Spot instances and recovering from shutdown
Requesting spot or preemptible instances is a way of reducing the compute cost while using powerful instances but the cloud provider can take back the instance at any moment and disrupt the workload.
Requesting a spot instance with dataplane
On AWS EKS or Azure AKS
Requesting a spot instance has to be requested from the manifest:
...
spec:
...
types:
Worker:
...
resources:
...
extraSelectors:
karpenter.sh/capacity-type: spot
By default AIchor experiments will request karpenter.sh/capacity-type: on-demand.
On GCP GKE
...
spec:
...
types:
Worker:
...
resources:
...
extraSelectors:
cloud.google.com/gke-spot: "true"
cloud.google.com/gke-provisioning: spot
# on GKE, a toleration also has to be passed
extraTolerations:
- key: "cloud.google.com/gke-spot"
operator: "Equal"
value: "true"
effect: "NoSchedule"
Recovering from eviction
Recovering from eviction is supported by 2 AIchor operators: jobset and kuberay.
You can find some demo projects using these 2 operators here and here.
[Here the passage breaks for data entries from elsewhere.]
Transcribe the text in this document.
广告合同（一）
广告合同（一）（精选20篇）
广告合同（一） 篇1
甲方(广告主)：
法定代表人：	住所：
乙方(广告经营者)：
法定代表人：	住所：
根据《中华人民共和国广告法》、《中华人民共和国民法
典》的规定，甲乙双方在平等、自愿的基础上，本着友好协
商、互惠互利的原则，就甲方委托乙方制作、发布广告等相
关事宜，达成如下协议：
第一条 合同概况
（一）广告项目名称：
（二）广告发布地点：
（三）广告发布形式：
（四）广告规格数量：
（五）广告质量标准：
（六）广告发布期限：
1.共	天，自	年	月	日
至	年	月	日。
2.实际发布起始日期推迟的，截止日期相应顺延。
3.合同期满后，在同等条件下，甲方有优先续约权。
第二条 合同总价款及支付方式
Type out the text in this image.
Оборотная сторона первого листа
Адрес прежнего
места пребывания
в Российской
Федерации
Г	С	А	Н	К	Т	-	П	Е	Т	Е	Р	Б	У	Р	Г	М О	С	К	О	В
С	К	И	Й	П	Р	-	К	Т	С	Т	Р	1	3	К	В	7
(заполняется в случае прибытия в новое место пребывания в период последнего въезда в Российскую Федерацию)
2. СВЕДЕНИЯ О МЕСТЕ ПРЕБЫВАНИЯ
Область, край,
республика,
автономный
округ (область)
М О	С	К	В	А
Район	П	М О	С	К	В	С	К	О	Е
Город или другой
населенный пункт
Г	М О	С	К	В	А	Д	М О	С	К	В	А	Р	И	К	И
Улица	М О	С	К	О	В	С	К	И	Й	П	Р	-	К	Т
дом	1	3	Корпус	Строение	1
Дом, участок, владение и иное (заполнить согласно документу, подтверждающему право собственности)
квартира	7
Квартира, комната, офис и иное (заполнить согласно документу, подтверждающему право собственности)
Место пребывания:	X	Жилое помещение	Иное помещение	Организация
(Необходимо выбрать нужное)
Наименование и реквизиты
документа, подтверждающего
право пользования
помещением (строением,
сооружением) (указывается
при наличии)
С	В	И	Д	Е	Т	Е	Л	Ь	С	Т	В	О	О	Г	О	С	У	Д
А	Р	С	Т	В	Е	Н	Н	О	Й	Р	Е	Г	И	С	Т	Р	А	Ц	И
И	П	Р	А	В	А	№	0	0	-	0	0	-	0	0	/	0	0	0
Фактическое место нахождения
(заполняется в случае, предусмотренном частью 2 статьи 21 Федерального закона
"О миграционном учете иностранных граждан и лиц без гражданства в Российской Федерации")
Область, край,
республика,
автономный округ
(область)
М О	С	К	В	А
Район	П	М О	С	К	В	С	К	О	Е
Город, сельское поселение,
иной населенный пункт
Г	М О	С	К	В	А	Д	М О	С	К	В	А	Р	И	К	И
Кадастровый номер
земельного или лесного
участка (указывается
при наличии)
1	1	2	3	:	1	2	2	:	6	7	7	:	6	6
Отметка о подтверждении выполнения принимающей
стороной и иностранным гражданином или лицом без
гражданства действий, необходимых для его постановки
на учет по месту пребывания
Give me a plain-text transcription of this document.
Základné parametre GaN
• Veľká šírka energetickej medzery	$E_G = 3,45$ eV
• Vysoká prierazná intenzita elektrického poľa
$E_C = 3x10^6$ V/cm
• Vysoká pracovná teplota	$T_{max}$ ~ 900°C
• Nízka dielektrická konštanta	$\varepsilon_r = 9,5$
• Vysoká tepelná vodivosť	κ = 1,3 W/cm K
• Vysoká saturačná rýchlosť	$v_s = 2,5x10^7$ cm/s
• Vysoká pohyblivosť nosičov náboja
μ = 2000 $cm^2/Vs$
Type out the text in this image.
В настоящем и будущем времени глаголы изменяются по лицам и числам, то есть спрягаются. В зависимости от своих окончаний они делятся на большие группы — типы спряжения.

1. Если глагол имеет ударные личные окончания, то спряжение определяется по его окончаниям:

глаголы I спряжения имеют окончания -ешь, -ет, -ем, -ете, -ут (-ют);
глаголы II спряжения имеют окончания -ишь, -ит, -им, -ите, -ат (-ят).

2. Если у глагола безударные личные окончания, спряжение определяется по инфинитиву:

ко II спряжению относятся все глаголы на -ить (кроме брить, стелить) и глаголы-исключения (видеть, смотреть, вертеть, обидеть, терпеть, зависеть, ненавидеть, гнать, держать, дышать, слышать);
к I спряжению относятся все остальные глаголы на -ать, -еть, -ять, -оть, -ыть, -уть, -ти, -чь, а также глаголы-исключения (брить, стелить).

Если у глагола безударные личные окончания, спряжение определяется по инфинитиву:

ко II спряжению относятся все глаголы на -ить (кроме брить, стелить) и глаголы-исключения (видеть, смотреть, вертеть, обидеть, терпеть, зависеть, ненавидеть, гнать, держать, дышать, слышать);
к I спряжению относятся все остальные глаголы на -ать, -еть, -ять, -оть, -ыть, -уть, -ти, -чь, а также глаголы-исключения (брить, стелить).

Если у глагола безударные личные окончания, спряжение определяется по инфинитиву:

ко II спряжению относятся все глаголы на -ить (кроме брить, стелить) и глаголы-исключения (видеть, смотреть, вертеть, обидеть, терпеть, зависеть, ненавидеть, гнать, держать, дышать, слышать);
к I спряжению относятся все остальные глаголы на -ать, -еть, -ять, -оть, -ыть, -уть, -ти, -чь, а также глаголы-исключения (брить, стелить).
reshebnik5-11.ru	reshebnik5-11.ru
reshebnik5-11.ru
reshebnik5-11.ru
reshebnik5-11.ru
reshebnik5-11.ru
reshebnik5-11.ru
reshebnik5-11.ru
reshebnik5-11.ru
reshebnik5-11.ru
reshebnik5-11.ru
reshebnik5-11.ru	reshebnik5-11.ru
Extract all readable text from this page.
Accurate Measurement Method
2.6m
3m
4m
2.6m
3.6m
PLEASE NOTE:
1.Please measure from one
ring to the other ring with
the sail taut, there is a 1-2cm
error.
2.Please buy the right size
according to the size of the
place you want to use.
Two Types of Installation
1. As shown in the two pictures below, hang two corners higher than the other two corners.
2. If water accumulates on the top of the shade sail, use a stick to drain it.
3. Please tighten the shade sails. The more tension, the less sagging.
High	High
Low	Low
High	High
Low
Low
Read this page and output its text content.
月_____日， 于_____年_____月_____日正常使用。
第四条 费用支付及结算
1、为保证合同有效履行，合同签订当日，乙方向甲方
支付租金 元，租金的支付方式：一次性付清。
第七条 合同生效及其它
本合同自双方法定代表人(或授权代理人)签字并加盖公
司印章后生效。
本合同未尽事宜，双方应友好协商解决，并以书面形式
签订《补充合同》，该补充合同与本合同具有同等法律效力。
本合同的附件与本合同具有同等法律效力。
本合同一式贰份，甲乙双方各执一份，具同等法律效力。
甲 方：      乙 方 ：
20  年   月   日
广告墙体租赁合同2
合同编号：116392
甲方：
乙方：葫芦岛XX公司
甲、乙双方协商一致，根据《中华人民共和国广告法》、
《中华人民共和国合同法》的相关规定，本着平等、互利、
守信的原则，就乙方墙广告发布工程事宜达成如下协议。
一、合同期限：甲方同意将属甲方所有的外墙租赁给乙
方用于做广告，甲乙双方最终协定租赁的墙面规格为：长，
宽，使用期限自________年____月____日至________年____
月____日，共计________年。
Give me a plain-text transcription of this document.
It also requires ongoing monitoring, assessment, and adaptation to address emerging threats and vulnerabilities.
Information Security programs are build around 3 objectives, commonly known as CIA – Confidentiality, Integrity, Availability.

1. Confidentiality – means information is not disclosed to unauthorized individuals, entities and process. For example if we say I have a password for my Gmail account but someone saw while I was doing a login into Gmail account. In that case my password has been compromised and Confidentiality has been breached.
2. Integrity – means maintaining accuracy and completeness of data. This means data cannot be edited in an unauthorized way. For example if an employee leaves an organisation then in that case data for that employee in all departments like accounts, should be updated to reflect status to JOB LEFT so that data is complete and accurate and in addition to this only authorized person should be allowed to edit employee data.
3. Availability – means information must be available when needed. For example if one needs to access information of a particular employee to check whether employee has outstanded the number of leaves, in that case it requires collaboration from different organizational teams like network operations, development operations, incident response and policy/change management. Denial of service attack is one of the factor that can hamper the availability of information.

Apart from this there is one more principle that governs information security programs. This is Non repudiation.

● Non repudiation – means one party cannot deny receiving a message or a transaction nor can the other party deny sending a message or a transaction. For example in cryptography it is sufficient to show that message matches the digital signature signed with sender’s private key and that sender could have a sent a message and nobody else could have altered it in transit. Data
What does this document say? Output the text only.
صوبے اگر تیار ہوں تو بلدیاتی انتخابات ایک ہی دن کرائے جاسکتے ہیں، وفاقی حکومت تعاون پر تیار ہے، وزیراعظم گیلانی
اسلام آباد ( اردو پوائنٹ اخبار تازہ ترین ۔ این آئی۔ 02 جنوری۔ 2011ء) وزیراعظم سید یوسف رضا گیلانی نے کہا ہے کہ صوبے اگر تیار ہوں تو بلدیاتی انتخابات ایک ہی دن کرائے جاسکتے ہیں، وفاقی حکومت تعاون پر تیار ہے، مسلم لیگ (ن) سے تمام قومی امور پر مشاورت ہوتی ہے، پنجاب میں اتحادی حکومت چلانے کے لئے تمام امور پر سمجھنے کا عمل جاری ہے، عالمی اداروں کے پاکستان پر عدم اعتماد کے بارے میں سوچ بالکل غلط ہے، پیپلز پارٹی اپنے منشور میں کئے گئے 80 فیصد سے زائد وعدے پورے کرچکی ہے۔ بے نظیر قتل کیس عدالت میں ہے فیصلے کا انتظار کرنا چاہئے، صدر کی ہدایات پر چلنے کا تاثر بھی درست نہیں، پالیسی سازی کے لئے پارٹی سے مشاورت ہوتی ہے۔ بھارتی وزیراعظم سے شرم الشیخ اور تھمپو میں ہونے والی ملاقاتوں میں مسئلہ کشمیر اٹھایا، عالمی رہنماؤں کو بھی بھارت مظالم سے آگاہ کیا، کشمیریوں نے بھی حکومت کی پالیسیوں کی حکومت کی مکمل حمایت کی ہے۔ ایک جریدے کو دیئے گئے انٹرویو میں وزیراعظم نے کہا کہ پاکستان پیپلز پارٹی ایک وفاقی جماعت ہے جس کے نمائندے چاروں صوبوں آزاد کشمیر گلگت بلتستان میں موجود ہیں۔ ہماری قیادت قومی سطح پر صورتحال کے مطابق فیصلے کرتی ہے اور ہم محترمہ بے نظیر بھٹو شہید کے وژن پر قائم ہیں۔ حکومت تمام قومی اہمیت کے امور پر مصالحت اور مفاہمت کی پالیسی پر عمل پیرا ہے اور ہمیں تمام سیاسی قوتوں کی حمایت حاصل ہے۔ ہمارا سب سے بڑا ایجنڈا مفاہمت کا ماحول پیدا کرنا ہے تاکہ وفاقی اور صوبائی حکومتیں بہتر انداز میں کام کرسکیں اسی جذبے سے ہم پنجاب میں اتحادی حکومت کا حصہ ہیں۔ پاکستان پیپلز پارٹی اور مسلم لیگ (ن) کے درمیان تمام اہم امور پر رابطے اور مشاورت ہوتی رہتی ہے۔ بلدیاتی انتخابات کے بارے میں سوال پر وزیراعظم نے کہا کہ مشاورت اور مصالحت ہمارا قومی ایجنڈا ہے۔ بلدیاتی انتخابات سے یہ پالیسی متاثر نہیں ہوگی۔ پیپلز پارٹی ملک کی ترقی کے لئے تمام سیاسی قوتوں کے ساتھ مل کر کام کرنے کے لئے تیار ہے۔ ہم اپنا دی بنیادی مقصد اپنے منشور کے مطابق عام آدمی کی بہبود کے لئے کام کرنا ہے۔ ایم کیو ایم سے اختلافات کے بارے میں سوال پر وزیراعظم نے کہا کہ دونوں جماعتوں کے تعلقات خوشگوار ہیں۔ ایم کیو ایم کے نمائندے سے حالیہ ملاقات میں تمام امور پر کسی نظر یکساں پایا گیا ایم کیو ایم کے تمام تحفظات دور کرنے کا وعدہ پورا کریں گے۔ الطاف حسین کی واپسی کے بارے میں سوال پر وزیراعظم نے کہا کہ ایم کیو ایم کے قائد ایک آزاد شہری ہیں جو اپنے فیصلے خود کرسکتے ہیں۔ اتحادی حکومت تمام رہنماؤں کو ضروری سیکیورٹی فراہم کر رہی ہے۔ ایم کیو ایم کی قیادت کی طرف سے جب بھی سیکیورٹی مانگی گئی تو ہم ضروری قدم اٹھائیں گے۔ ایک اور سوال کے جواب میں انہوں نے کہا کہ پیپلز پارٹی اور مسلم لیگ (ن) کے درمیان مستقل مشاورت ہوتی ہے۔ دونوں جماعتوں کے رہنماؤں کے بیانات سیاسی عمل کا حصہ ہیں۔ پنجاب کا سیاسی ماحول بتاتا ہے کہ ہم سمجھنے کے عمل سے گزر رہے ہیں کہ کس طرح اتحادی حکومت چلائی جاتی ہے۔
Other operators will fail when the eviction happens.
spec:
operator: jobset # or kuberay
restartPolicy:
backoffLimit: 5
In the snippet code above, spec.restartPolicy.backoffLimit represents the number of allowed restarts, this experiments will be able to handle 5 failures (including eviction) before being marked as failed.
Side note for the other operators
spec.restartPolicy.backoffLimit on the other operators (jax,pytorch,...) only covers a software failure, when the exit status of spec.command is a non-zero code. It will re execute the command in the same container, on the same node.
Checkpointing
During training, the most reliable method to ensure progress is not lost is to periodically save checkpoints to an external storage backend (like AIchor S3 buckets). Then, when restarting the software should be able to automatically recover from the latest checkpoint to resume training.This way, you ensure a reliable training while using spot instances.